Потом, у пивного завода Калинкина, они неистово ржали, вспоминая просьбу Кошелька: «Будь ласков, не помни обиды». Янька Кошелек слыл артистом. Он имел столько золота, что мог бы открыть торговлю со многими странами мира. Но больше, чем алчности, было в нем самодурства. «Хочешь, завтра у меня будет браунинг председателя Сокольнического Совета?» — обратился он однажды «на миру» к Монголу. На что ему браунинг председателя Сокольнического Совета, Монгол не представлял. В оружии у Кошелька недостатка не замечалось. Но если Янька спрашивал «хочешь?», следовало немедленно отвечать «хочу». Вечером следующего дня Кошелек подбрасывал на ладони новенький браунинг, а его дружки, смакуя, рассказывали, как был перепуган нападением председатель.

Доброе времечко! Красиво тогда жилось. Многое перенял от Кошелька Монгол, но оказался умнее, прозорливей учителя. Почуяв, что Дзержинский всерьез взялся наводить порядки: комиссии всякие, перекомиссии, коллегии МУРа, усиленная охрана театров, вокзалов, рынков, — Монгол смылся из Москвы в родной город. Здесь все свое, в доску. Живи — не хочу. Трижды, правда, приходилось уматывать и отсюда (угро охотилось за ним вовсю!), и все три раза спасало умение трезво оценить обстановку, подавить испуг, стать сильнее обстоятельств. Впрочем, частенько на помощь приходила и биография. Мог ли кто в сыне изобретателя Золотова заподозрить уркагана? Однажды милиция появилась у них в доме. «Где старший сын?». Отец не знал, где его обожаемый Родька (он не видел сына более двух недель), но, не моргнув, заявил: «Я послал его в Харьков за никелевой проволокой». Когда Монгол появился из своего очередного «турне», обволакивая преданным взглядом и виноватой улыбкой добрейшего пахана, тот только и смог, рассказав о посещении милиции, слезно попросить: «Не делай ничего предосудительного, сын. Пожалей меня».

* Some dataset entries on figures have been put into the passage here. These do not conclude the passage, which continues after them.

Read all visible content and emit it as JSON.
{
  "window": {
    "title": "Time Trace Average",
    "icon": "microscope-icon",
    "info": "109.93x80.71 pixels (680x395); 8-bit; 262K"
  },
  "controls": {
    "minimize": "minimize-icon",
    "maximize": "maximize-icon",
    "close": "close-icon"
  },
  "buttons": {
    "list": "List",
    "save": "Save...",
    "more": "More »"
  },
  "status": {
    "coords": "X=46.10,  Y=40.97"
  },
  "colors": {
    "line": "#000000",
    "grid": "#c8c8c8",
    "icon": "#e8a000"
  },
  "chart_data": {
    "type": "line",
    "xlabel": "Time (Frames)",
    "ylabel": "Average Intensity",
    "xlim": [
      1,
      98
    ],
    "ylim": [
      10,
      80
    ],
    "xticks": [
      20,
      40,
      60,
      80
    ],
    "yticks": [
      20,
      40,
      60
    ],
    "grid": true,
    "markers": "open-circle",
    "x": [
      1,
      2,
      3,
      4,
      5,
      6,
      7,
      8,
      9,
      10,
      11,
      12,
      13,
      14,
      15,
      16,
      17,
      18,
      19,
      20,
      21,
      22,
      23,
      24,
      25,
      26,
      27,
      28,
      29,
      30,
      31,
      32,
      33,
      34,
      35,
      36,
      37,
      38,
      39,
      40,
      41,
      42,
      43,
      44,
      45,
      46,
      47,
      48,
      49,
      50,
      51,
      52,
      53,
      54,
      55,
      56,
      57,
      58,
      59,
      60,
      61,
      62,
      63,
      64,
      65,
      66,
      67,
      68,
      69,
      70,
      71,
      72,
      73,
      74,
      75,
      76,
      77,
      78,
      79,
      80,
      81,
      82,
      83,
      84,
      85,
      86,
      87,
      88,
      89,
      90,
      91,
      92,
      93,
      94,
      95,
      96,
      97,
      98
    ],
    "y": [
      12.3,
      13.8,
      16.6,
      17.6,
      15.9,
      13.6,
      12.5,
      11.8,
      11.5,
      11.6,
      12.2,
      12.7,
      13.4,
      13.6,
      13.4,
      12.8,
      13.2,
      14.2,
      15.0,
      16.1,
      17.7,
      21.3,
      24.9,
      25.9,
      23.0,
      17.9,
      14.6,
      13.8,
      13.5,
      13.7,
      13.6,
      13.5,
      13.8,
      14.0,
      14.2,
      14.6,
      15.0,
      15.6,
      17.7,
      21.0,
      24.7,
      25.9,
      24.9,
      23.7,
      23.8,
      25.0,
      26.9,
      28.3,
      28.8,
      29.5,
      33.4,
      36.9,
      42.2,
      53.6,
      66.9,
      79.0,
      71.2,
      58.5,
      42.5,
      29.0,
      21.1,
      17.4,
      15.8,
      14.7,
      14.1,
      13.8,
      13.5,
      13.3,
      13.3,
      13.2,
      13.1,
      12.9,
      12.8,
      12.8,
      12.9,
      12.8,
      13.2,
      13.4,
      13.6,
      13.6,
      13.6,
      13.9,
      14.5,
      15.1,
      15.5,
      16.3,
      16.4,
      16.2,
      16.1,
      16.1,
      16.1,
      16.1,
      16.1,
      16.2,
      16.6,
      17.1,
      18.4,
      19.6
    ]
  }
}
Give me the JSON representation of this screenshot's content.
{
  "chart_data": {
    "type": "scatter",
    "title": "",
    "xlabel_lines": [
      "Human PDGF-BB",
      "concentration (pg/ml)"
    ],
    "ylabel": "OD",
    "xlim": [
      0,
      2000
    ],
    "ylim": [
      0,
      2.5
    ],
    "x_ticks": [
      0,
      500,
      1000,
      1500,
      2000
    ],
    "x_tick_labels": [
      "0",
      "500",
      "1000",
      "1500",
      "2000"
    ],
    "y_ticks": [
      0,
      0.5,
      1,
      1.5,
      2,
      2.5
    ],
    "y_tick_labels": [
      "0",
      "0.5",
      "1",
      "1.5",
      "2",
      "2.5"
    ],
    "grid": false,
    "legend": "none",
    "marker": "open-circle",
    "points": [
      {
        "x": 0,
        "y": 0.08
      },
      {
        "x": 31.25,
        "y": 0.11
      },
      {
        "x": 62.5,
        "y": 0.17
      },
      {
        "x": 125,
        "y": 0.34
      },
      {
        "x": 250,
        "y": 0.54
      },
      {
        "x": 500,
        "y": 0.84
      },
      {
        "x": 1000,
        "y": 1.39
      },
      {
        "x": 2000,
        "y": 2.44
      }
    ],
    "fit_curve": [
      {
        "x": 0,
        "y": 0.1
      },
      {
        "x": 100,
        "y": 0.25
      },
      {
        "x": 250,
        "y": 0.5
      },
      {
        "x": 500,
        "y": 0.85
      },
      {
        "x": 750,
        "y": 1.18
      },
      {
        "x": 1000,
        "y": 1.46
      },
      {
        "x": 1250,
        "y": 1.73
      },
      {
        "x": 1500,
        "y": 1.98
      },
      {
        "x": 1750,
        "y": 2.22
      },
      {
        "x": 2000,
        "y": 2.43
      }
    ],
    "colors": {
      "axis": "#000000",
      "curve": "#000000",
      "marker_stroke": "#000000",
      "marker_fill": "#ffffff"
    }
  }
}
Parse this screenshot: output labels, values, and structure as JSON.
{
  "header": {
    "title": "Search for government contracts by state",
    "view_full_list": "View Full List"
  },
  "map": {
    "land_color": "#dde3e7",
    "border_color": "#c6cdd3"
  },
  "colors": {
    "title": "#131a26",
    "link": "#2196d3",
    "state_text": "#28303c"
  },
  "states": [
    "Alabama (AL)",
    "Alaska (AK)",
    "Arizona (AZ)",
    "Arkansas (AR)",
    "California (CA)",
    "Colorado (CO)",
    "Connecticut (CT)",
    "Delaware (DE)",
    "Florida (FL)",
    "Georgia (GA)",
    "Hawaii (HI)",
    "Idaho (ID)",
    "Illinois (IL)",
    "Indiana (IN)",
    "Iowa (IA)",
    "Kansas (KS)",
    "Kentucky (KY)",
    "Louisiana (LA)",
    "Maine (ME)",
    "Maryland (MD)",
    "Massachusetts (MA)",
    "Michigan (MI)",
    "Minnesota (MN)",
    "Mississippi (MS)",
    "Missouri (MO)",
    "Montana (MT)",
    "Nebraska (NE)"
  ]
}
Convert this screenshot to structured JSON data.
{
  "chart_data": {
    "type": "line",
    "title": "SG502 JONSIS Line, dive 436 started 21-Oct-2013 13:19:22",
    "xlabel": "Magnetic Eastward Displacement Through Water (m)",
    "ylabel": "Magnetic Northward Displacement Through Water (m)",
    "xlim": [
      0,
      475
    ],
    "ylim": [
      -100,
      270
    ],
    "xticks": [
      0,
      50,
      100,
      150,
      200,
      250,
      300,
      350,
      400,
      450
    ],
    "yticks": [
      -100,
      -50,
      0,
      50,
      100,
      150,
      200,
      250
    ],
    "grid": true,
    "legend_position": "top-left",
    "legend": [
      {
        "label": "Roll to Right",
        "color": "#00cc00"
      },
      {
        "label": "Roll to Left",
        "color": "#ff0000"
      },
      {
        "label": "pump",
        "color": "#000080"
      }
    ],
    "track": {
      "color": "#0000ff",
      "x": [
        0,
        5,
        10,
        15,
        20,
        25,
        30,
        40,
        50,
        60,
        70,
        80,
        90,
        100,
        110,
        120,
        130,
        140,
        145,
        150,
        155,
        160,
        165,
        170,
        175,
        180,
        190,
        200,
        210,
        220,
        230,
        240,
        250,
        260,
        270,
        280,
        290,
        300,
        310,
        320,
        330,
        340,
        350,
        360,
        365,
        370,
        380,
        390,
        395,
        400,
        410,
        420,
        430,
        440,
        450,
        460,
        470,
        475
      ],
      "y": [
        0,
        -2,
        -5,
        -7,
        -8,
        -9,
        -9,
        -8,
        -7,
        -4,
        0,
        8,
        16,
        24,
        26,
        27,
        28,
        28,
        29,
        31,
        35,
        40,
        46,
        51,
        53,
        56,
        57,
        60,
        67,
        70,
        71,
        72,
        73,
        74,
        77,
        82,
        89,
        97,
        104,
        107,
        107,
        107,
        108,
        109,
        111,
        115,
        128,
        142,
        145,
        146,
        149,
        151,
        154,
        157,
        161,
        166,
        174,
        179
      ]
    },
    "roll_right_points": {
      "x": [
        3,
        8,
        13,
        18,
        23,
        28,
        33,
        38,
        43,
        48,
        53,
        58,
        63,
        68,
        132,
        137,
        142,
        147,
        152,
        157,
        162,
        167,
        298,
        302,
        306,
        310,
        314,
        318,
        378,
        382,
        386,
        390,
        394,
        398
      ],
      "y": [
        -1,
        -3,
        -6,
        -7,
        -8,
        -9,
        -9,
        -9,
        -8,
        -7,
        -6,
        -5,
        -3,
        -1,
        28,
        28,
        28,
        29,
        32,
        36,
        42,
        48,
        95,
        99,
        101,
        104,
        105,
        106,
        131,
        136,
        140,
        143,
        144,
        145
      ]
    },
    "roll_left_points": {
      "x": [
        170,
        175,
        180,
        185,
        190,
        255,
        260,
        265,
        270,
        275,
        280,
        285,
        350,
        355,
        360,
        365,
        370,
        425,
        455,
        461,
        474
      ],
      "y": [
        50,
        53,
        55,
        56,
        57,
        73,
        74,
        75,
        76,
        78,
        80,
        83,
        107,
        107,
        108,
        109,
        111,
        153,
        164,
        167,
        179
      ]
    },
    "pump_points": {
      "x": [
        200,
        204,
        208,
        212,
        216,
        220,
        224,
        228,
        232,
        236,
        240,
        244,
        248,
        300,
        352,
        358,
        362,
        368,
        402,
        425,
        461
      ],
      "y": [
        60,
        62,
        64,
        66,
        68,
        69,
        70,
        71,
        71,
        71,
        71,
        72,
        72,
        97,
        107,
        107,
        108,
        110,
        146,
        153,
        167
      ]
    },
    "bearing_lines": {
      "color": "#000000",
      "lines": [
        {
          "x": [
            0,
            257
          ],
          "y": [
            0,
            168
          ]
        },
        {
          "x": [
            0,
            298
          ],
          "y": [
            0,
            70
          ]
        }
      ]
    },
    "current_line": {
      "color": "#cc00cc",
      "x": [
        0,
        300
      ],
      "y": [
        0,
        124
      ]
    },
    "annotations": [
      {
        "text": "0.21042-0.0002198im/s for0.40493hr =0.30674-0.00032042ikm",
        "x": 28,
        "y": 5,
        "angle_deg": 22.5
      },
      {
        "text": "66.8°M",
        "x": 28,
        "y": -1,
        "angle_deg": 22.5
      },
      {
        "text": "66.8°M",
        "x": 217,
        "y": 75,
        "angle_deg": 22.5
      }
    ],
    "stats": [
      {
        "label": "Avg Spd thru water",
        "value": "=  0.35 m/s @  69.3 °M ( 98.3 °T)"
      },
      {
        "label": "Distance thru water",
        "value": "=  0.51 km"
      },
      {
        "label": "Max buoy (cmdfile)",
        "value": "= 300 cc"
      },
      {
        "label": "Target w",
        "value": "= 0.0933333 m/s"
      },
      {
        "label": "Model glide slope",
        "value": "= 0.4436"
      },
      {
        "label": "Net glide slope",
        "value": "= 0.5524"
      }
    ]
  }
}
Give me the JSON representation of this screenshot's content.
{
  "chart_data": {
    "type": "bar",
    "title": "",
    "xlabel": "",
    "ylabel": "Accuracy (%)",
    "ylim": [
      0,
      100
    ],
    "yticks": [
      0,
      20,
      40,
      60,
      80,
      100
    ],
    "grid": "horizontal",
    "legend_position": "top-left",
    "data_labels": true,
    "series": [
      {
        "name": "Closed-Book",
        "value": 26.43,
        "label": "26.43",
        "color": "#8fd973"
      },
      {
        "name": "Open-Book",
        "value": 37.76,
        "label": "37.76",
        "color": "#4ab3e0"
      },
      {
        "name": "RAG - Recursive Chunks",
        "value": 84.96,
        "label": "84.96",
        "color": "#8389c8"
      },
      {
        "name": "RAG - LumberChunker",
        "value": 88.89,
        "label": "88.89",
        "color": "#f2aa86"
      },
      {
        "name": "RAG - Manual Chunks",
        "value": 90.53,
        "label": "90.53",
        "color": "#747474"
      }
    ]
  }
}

Возвращение в родной город обычно приносило радость могущества. Будь благословен на веки вечные город Монголова царства! Один взгляд, и кроликом замирает, лишается дара речи выбранная тобою жертва. Сила и хладнокровие делают тебя сверхчеловеком. Живи — не хочу!

Что его понесло в дом брата? Тревога, не выдали ли его? Тщательно упрятанная, но растущая с годами тяга к чистой постели, теплому жилью, спокойному сну? Он начал обрастать ленью, все чаще уклонялся от «дела», посылал на него других. С Беркутом пошел в ювелирный, чтобы встряхнуть брата, что-то долго тот жил спокойненько. «Оторвется!» — забеспокоился Монгол. Того, кто отрывался, он уничтожал. Брата уничтожать не хотелось.